In total, India’s trade with Africa now stands at more than $46bn with a target to reach $70bn by 2015. The Indian Chambers of Commerce have been active in their engagements with Africa. The Confederation of Indian Industry/ Exim Bank Conclave on India-Africa Project Partnership has been running annually since 2005. In March 2011, the seventh conclave was attended by 650 delegates from 40 African countries. 204 projects worth $18bn were discussed during the meeting. According to an UNCTAD report in 2007, India had 48 Greenfield foreign investments in Africa compared to 32 from China between 2002-05. However, relationships between Indian firms and the countries in which they operate have not always been free of friction. Mittal, for example, has been surrounded with controversy over its dealings in Liberia. There again, the identity of that particular enterprise is often questioned. Whilst it is owned and run by an Indian, the company is registered in Luxembourg, and not India.

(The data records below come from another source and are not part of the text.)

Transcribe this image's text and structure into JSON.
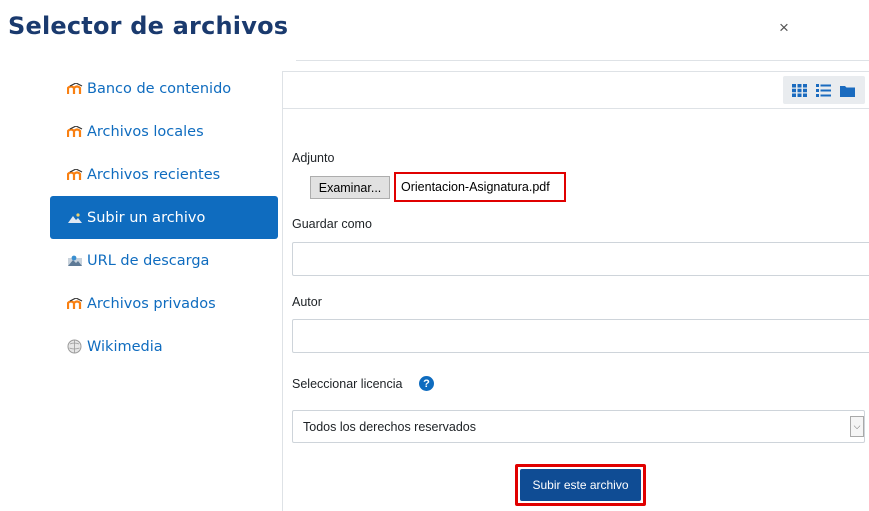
{
  "dialog": {
    "title": "Selector de archivos",
    "close_glyph": "×"
  },
  "sidebar": {
    "items": [
      {
        "label": "Banco de contenido",
        "icon": "moodle-icon"
      },
      {
        "label": "Archivos locales",
        "icon": "moodle-icon"
      },
      {
        "label": "Archivos recientes",
        "icon": "moodle-icon"
      },
      {
        "label": "Subir un archivo",
        "icon": "upload-icon",
        "active": true
      },
      {
        "label": "URL de descarga",
        "icon": "download-url-icon"
      },
      {
        "label": "Archivos privados",
        "icon": "moodle-icon"
      },
      {
        "label": "Wikimedia",
        "icon": "wikimedia-icon"
      }
    ]
  },
  "toolbar": {
    "views": [
      "grid-view-icon",
      "list-view-icon",
      "folder-view-icon"
    ]
  },
  "form": {
    "attachment_label": "Adjunto",
    "browse_label": "Examinar...",
    "file_name": "Orientacion-Asignatura.pdf",
    "save_as_label": "Guardar como",
    "save_as_value": "",
    "author_label": "Autor",
    "author_value": "",
    "license_label": "Seleccionar licencia",
    "license_value": "Todos los derechos reservados",
    "submit_label": "Subir este archivo"
  },
  "colors": {
    "accent": "#0f6cbf",
    "title": "#1a3a6e",
    "highlight": "#e00000"
  }
}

India as a partner in international organisations
In international forums, India and Africa have adopted a common posture on the reform of the Bretton Woods institutions and the reform and expansion of the UN Security Council, as the proceedings of the India-Africa Forum Summit in 2008 and 2011 demonstrate. These reforms seek to adapt both institutions to better fit the current realities of the international order, and democratize their internal governance structures. India and Africa have also both been fervently speaking out against unfair trade practices, especially agricultural subsidies at the WTO.

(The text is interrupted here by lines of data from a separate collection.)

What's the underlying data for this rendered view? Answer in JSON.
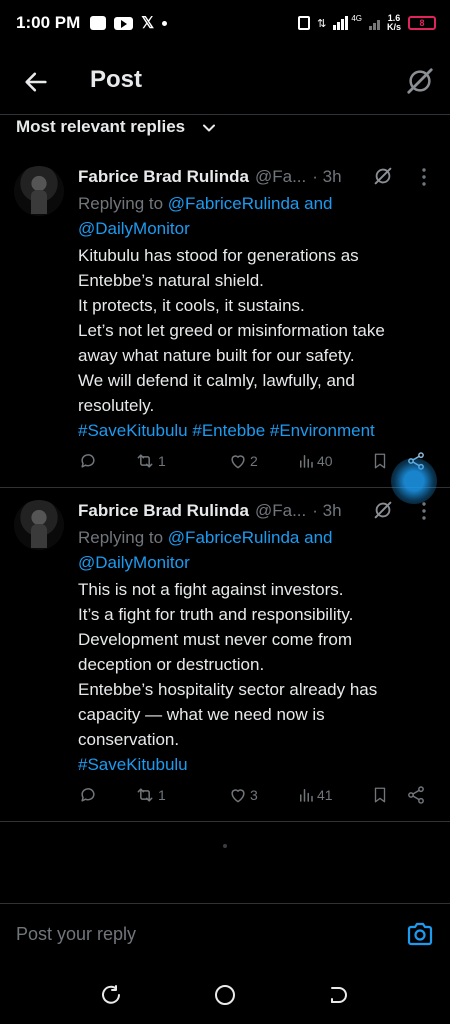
{
  "status_bar": {
    "time": "1:00 PM",
    "network_type": "4G",
    "net_speed_value": "1.6",
    "net_speed_unit": "K/s",
    "battery": "8"
  },
  "header": {
    "title": "Post"
  },
  "sort": {
    "label": "Most relevant replies"
  },
  "posts": [
    {
      "author": "Fabrice Brad Rulinda",
      "handle": "@Fa...",
      "time": "· 3h",
      "replying_prefix": "Replying to",
      "replying_mentions": "@FabriceRulinda and @DailyMonitor",
      "lines": [
        "Kitubulu has stood for generations as",
        "Entebbe’s natural shield.",
        "It protects, it cools, it sustains.",
        "Let’s not let greed or misinformation take",
        "away what nature built for our safety.",
        "We will defend it  calmly, lawfully, and",
        "resolutely."
      ],
      "hashtags": "#SaveKitubulu #Entebbe #Environment",
      "stats": {
        "replies": "",
        "reposts": "1",
        "likes": "2",
        "views": "40"
      }
    },
    {
      "author": "Fabrice Brad Rulinda",
      "handle": "@Fa...",
      "time": "· 3h",
      "replying_prefix": "Replying to",
      "replying_mentions": "@FabriceRulinda and @DailyMonitor",
      "lines": [
        "This is not a fight against investors.",
        "It’s a fight for truth and responsibility.",
        "Development must never come from",
        "deception or destruction.",
        "Entebbe’s hospitality sector already has",
        "capacity — what we need now is",
        "conservation."
      ],
      "hashtags": "#SaveKitubulu",
      "stats": {
        "replies": "",
        "reposts": "1",
        "likes": "3",
        "views": "41"
      }
    }
  ],
  "composer": {
    "placeholder": "Post your reply"
  },
  "icons": {
    "back": "arrow-left-icon",
    "grok": "grok-icon",
    "camera": "camera-icon"
  },
  "colors": {
    "background": "#000000",
    "accent": "#1d9bf0",
    "muted": "#71767b",
    "text": "#e7e9ea",
    "divider": "#2f3336"
  }
}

However, it is again possible to view this collaboration more cynically. Africa represents an important vote bank for India, which has ambitions of becoming an leading actor on the world scene. A member of G20, the G4, BRICS and IBSA, India and other emerging powers in the South are said to overshadow less powerful states in Africa. For all the talk of South-South cooperation, organisations like the G15 often find themselves being relegated to the background. India’s relationship with African countries is far from exclusive and its alliances and coalitions within the continent could be read as simply an indicator of the interest-driven nature of international cooperation. Like aid, cooperation too is political.

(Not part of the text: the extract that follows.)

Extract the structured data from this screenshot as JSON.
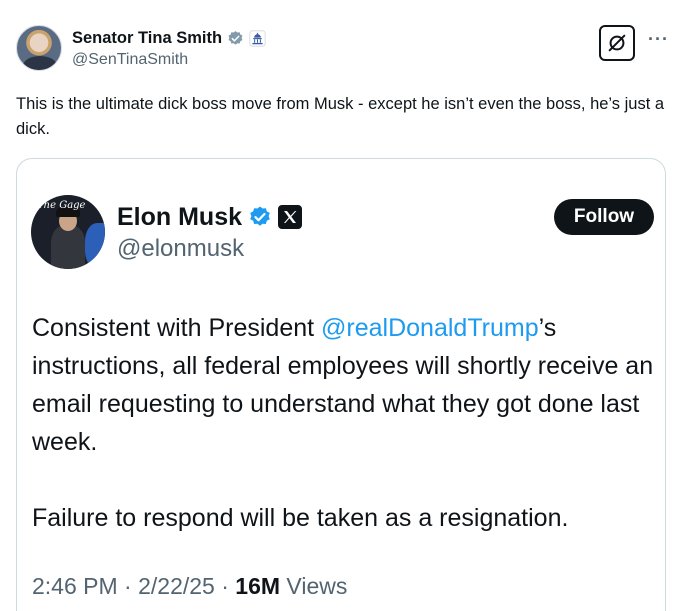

Game theory scholars like Robert Axelrod have suggested that continued interaction between actors is needed for cooperation to thrive. The repeated interactions between India and Africa suggests that cooperation is, indeed, thriving. However, the question of who will benefit from such interactions, and how they will impact the political realities of everyday life across the continent is unclear. The potential for India’s presence to help democratize international relations as a southern partner is apparent. However, the degree to which this potential will be realized remains to be seen.